UN Secretary-General Ban Ki-moon (right) visits Auschwitz Birkenau, German Nazi Concentration and Extermination Camp (1940-1945) in November 2013.
UN Secretary-General Ban Ki-moon (right) visits Auschwitz Birkenau, German Nazi Concentration and Extermination Camp (1940-1945) in November 2013.

At New York synagogue, UN chief honours Holocaust victims, pays tribute to survivors

Secretary-General Ban Ki-moon joined congregants at a New York City synagogue on Saturday to honour those who perished in the Holocaust, pay tribute to the survivors and call for collective action to prevent such horror from happening again.

“My hope is that our generation, and those to come, will summon that same sense of collective purpose to prevent such horror from happening again anywhere, to anyone or any group,” Mr. Ban said in his remarks at the Park East Synagogue Memorial Service in honour of the victims of the Holocaust.

The service comes ahead of the International Day of Commemoration in Memory of the Victims of the Holocaust. The Day is observed annually on 27 January, the anniversary of the liberation in 1945 of the Nazi concentration camp at Auschwitz-Birkenau, where over a million Jews and others perished during the Second World War.

“The horror at Auschwitz played a formative role in defining the ideals and objectives of the United Nations. Like all of my predecessors as Secretary-General, I am determined to prevent any other such catastrophes and grave violations of human rights,” said Mr. Ban.

He recalled his visit to Auschwitz last November, during which he was “profoundly saddened” by what he saw as he walked around the notorious death camp.

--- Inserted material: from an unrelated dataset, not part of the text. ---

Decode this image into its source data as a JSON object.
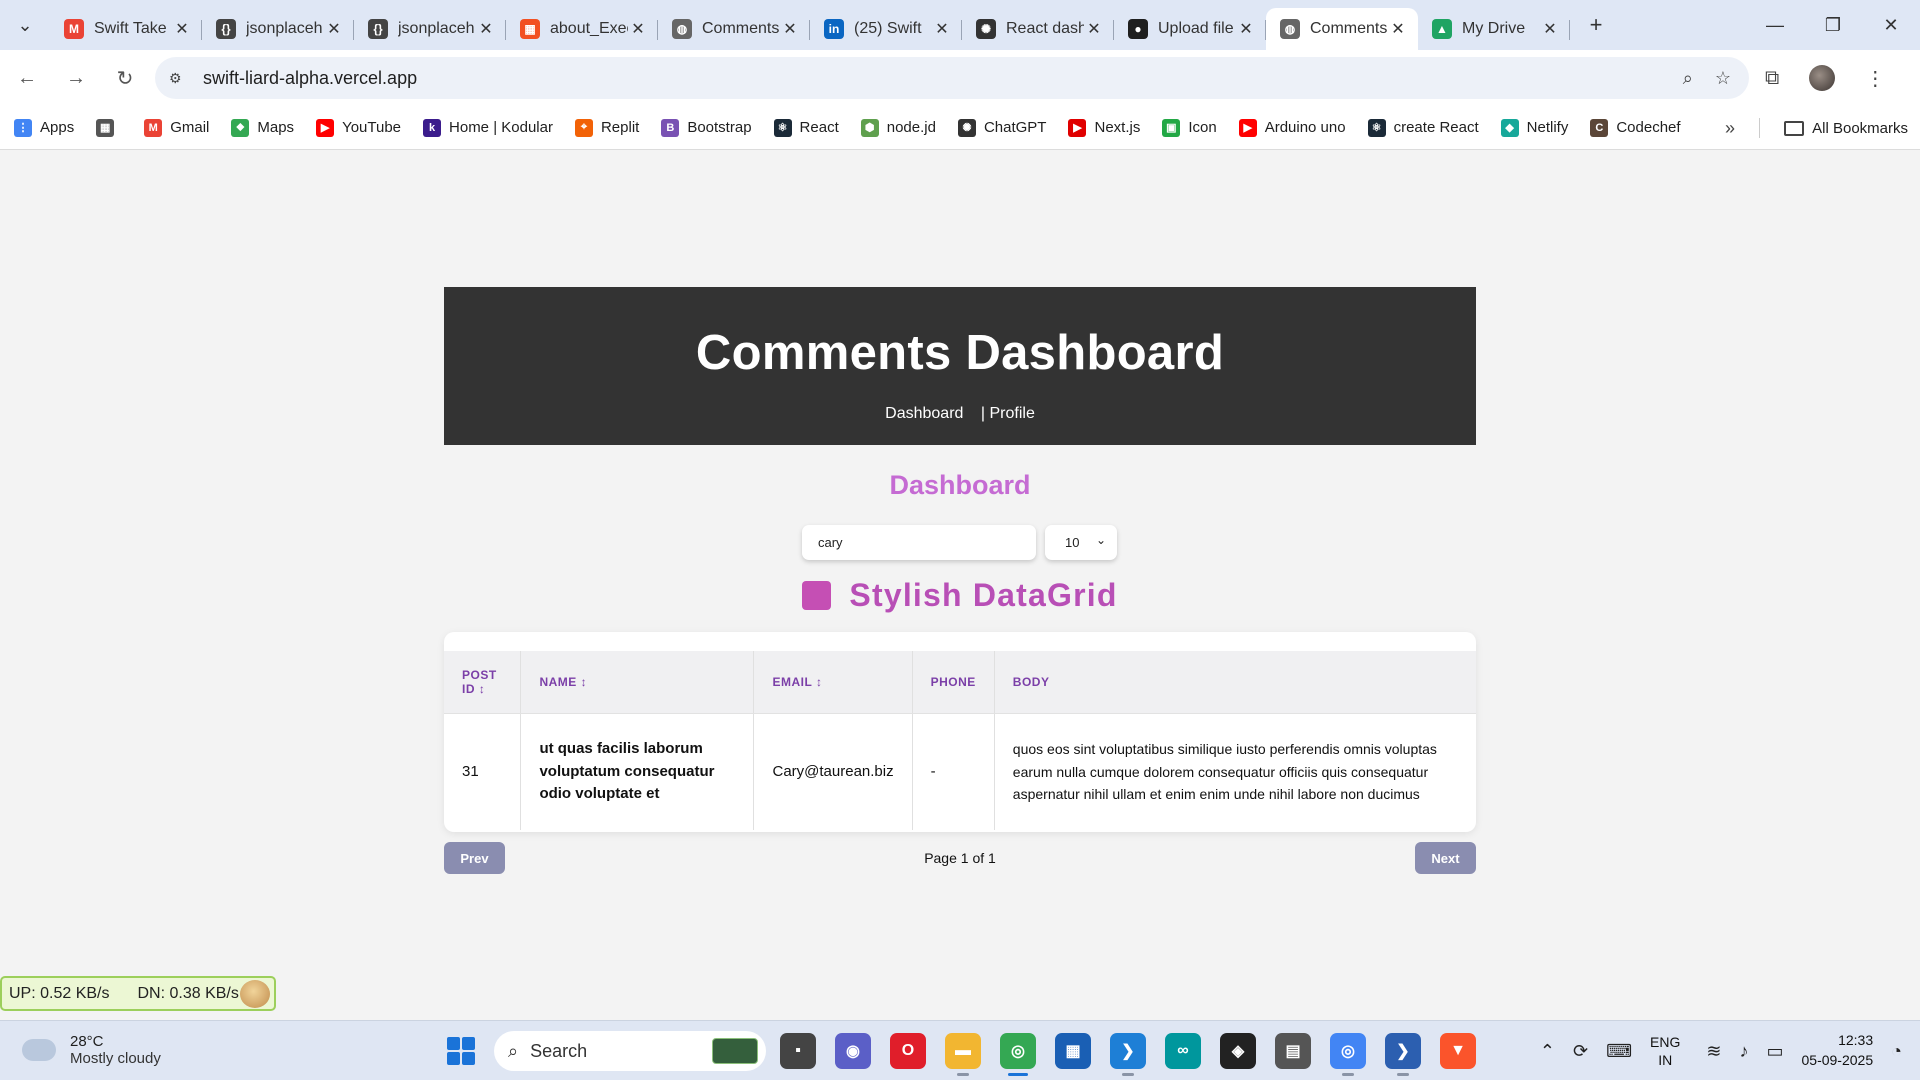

“I walked through the infamous ‘Arbeit Macht Frei’ gate, and stared with disbelief at rooms filled with the shoes, dolls, suitcases and other belongings of those who were killed. I saw the ‘Book of Names’ – a list identifying more than 4 million Jewish victims – which filled one of the exhibition rooms yet contained just a fraction of the war’s toll.

“I stood on the ramp where the transport trains unloaded their human cargo, where the awful moment of selection took place – where the quick flick of an SS commander’s index finger meant the difference between being killed immediately in the gas chambers and being kept alive only to be worked to death.”

He was especially moved, he said, by a video showing European Jewish life in the 1930s – scenes of family meals and visits to the beach, musical and theatre performances, weddings and other rituals – all of it “savagely extinguished.”

“Even today, the Holocaust is hard to grasp,” said the Secretary-General. “The cruelty was so profound; the scale so large; the camps spread so far and wide. The Nazi worldview was so warped and extreme – yet attracted so many followers.

“As we have seen from Cambodia to Rwanda to Srebrenica, we have not eliminated the poison that led to genocide,” he added.

Mr. Ban noted that in Syria, South Sudan and the Central African Republic, violence is taking on a “dangerous sectarian dimension,” and there is rising bias against migrants, Muslims, Roma and other minorities in Europe.

“Each of us has a role to play in combatting intolerance, incitement and the manipulation of ethnic or religious identity that we see in conflicts and political campaigns. All those involved in atrocities – whether head of State or head of militia – should be held accountable,” he stated.

“We must demand that those in power uphold their responsibilities to protect people. We must enact the laws and build the institutions that will uphold human rights.

“And at this moment of disturbingly high rates of youth unemployment, we must make special efforts to inculcate universal values in the world’s young people. Otherwise, they could prove easy prey for extremists.”

The 2014 observance of the International Day of Commemoration is centred around the theme “Journeys through the Holocaust” and recalls the various journeys taken during this dark period, from deportation to incarceration to freedom, and how this experience transformed the lives of those who endured it.

The featured speaker at the 27 January memorial ceremony at UN Headquarters will be filmmaker Steven Spielberg, whose Shoah Institute for Visual History and Education was a landmark in preserving survivor testimony.

The commemoration is organized by the United Nations and the Holocaust Outreach Programme, which has been working with teachers and students on all continents to promote tolerance and to warn about the consequences of anti-Semitism and other forms of discrimination.